SCiBreak Joins PROMOTioN Offshore Grid Project

Swedish company SCiBreak has joined the PROMOTioN consortium, which aims to develop and demonstrate diode rectifier offshore converters, HVDC grid protection system, and HVDC circuit breaker prototypes. PROMOTioN will also deliver a regulatory and financial framework, including an offshore grid deployment plan for the future offshore grid system in Europe.

SCiBreak, a Swedish company founded in 2014 to commercialise new technology for interrupting electric current, will contribute to the objectives of PROMOTioN with its HVDC breaker technology.

The company intends to take part in the efforts towards standardisation in the field of HVDC breakers within the project, together with the other project partners. SCiBreak will also support the work towards creating mathematical models of HVDC breakers on different levels of abstraction, so that their interaction with the overall system can be studied by simulation.

Furthermore, the company will participate in the development of practices and standards for testing of HVDC breakers. In particular, a prototype of their breaker technology will be made available for testing at DNV GL’s facilities.

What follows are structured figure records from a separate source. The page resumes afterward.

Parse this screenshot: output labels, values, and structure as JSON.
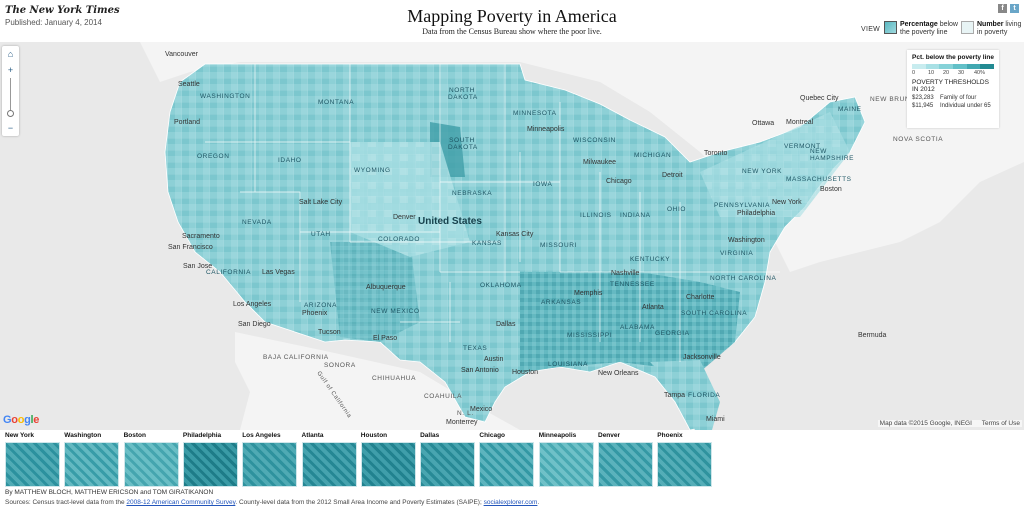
{
  "header": {
    "masthead": "The New York Times",
    "published": "Published: January 4, 2014",
    "title": "Mapping Poverty in America",
    "subtitle": "Data from the Census Bureau show where the poor live.",
    "social": [
      {
        "icon": "facebook-icon",
        "glyph": "f"
      },
      {
        "icon": "twitter-icon",
        "glyph": "t"
      }
    ],
    "view_label": "VIEW",
    "view_options": [
      {
        "bold": "Percentage",
        "rest1": " below",
        "rest2": "the poverty line",
        "selected": true
      },
      {
        "bold": "Number",
        "rest1": " living",
        "rest2": "in poverty",
        "selected": false
      }
    ]
  },
  "map": {
    "country": "United States",
    "states": [
      "WASHINGTON",
      "MONTANA",
      "NORTH DAKOTA",
      "MINNESOTA",
      "OREGON",
      "IDAHO",
      "SOUTH DAKOTA",
      "WISCONSIN",
      "MICHIGAN",
      "WYOMING",
      "NEBRASKA",
      "IOWA",
      "NEVADA",
      "UTAH",
      "COLORADO",
      "KANSAS",
      "ILLINOIS",
      "INDIANA",
      "OHIO",
      "PENNSYLVANIA",
      "NEW YORK",
      "VERMONT",
      "NEW HAMPSHIRE",
      "MASSACHUSETTS",
      "CALIFORNIA",
      "ARIZONA",
      "NEW MEXICO",
      "OKLAHOMA",
      "MISSOURI",
      "KENTUCKY",
      "VIRGINIA",
      "TENNESSEE",
      "NORTH CAROLINA",
      "ARKANSAS",
      "SOUTH CAROLINA",
      "MISSISSIPPI",
      "ALABAMA",
      "GEORGIA",
      "TEXAS",
      "LOUISIANA",
      "FLORIDA",
      "MAINE"
    ],
    "cities": [
      "Vancouver",
      "Seattle",
      "Portland",
      "Salt Lake City",
      "Denver",
      "Sacramento",
      "San Francisco",
      "San Jose",
      "Las Vegas",
      "Los Angeles",
      "San Diego",
      "Phoenix",
      "Tucson",
      "Albuquerque",
      "El Paso",
      "Dallas",
      "Austin",
      "Houston",
      "San Antonio",
      "Kansas City",
      "Minneapolis",
      "Milwaukee",
      "Chicago",
      "Detroit",
      "Toronto",
      "Ottawa",
      "Montreal",
      "Quebec City",
      "Boston",
      "New York",
      "Philadelphia",
      "Washington",
      "Nashville",
      "Memphis",
      "Atlanta",
      "Charlotte",
      "New Orleans",
      "Jacksonville",
      "Tampa",
      "Miami",
      "Monterrey",
      "Mexico",
      "Bermuda"
    ],
    "foreign": [
      "NEW BRUNSWICK",
      "NOVA SCOTIA",
      "BAJA CALIFORNIA",
      "SONORA",
      "CHIHUAHUA",
      "COAHUILA",
      "N. L.",
      "Gulf of California"
    ],
    "google_letters": [
      "G",
      "o",
      "o",
      "g",
      "l",
      "e"
    ],
    "attribution": "Map data ©2015 Google, INEGI",
    "terms": "Terms of Use",
    "zoom_in": "+",
    "zoom_out": "−"
  },
  "legend": {
    "title": "Pct. below the poverty line",
    "colors": [
      "#c8ecef",
      "#a8e0e5",
      "#86d2d8",
      "#62c0c8",
      "#41a8b1",
      "#228a92"
    ],
    "ticks": [
      "0",
      "10",
      "20",
      "30",
      "40%"
    ],
    "thresholds_title": "POVERTY THRESHOLDS IN 2012",
    "thresholds": [
      {
        "amount": "$23,283",
        "label": "Family of four"
      },
      {
        "amount": "$11,945",
        "label": "Individual under 65"
      }
    ]
  },
  "city_thumbs": [
    {
      "name": "New York",
      "base": "#8fd1d7",
      "accent": "#4fb1bb"
    },
    {
      "name": "Washington",
      "base": "#9fd9de",
      "accent": "#5ab8c1"
    },
    {
      "name": "Boston",
      "base": "#a4dce0",
      "accent": "#6bbfc7"
    },
    {
      "name": "Philadelphia",
      "base": "#7ac7ce",
      "accent": "#3f9fa9"
    },
    {
      "name": "Los Angeles",
      "base": "#8ed0d6",
      "accent": "#53b3bc"
    },
    {
      "name": "Atlanta",
      "base": "#86ccd3",
      "accent": "#47a9b3"
    },
    {
      "name": "Houston",
      "base": "#7fc9d0",
      "accent": "#43a5af"
    },
    {
      "name": "Dallas",
      "base": "#88cdd4",
      "accent": "#4aabb4"
    },
    {
      "name": "Chicago",
      "base": "#9ad6dc",
      "accent": "#55b5be"
    },
    {
      "name": "Minneapolis",
      "base": "#a8dee2",
      "accent": "#6fc2c9"
    },
    {
      "name": "Denver",
      "base": "#98d5db",
      "accent": "#58b6bf"
    },
    {
      "name": "Phoenix",
      "base": "#92d2d8",
      "accent": "#52b2bb"
    }
  ],
  "footer": {
    "byline": "By MATTHEW BLOCH, MATTHEW ERICSON and TOM GIRATIKANON",
    "sources_prefix": "Sources: Census tract-level data from the ",
    "sources_link1": "2008-12 American Community Survey",
    "sources_middle": ". County-level data from the 2012 Small Area Income and Poverty Estimates (SAIPE); ",
    "sources_link2": "socialexplorer.com",
    "sources_suffix": "."
  }
}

The results from the testing will further add to the modelling and simulation efforts in the project. Finally, SCiBreak will contribute to a techno-economic analysis of HVDC equipment that will serve as one input to the deployment plan for a European offshore HVDC grid that PROMOTioN will provide.

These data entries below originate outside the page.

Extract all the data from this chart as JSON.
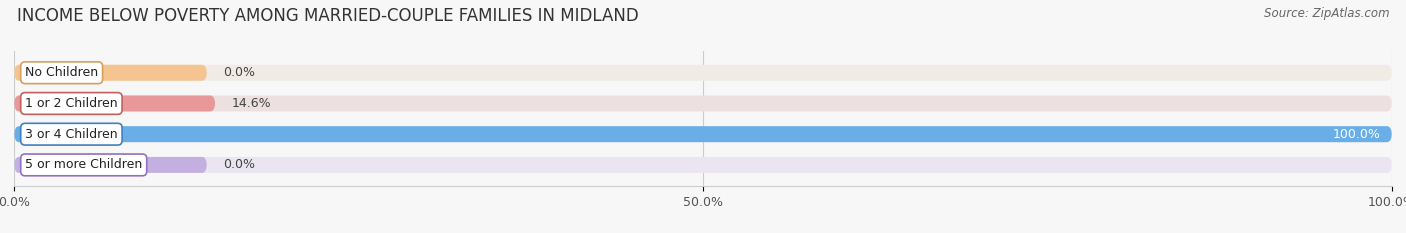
{
  "title": "INCOME BELOW POVERTY AMONG MARRIED-COUPLE FAMILIES IN MIDLAND",
  "source": "Source: ZipAtlas.com",
  "categories": [
    "No Children",
    "1 or 2 Children",
    "3 or 4 Children",
    "5 or more Children"
  ],
  "values": [
    0.0,
    14.6,
    100.0,
    0.0
  ],
  "bar_colors": [
    "#f5c491",
    "#e89898",
    "#6aaee8",
    "#c4b0e0"
  ],
  "bar_bg_colors": [
    "#f0ebe5",
    "#ede0e0",
    "#e0eaf5",
    "#eae5f0"
  ],
  "label_border_colors": [
    "#d4a060",
    "#c06060",
    "#4080c0",
    "#9070c0"
  ],
  "xlim": [
    0,
    100
  ],
  "xtick_labels": [
    "0.0%",
    "50.0%",
    "100.0%"
  ],
  "xtick_values": [
    0,
    50,
    100
  ],
  "bar_height": 0.52,
  "background_color": "#f7f7f7",
  "title_fontsize": 12,
  "label_fontsize": 9,
  "value_fontsize": 9,
  "source_fontsize": 8.5
}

The PROgress on Meshed HVDC Offshore Transmission Networks (PROMOTioN) presently the biggest energy project in the EU’s Horizon 2020 Research Program. The project consortium, coordinated by DNV GL, includes 35 partners from 11 countries – all major HVDC manufacturers, TSOs linked to the North Sea, several wind turbine suppliers, offshore wind developers, leading academics, industry organisations and consulting companies.

The project’s specific objective is to pursue an agreement between network operators and major equipment suppliers regarding a technical architecture and a set of multi-vendor interoperable technologies in order to accelerate HVDC grid development.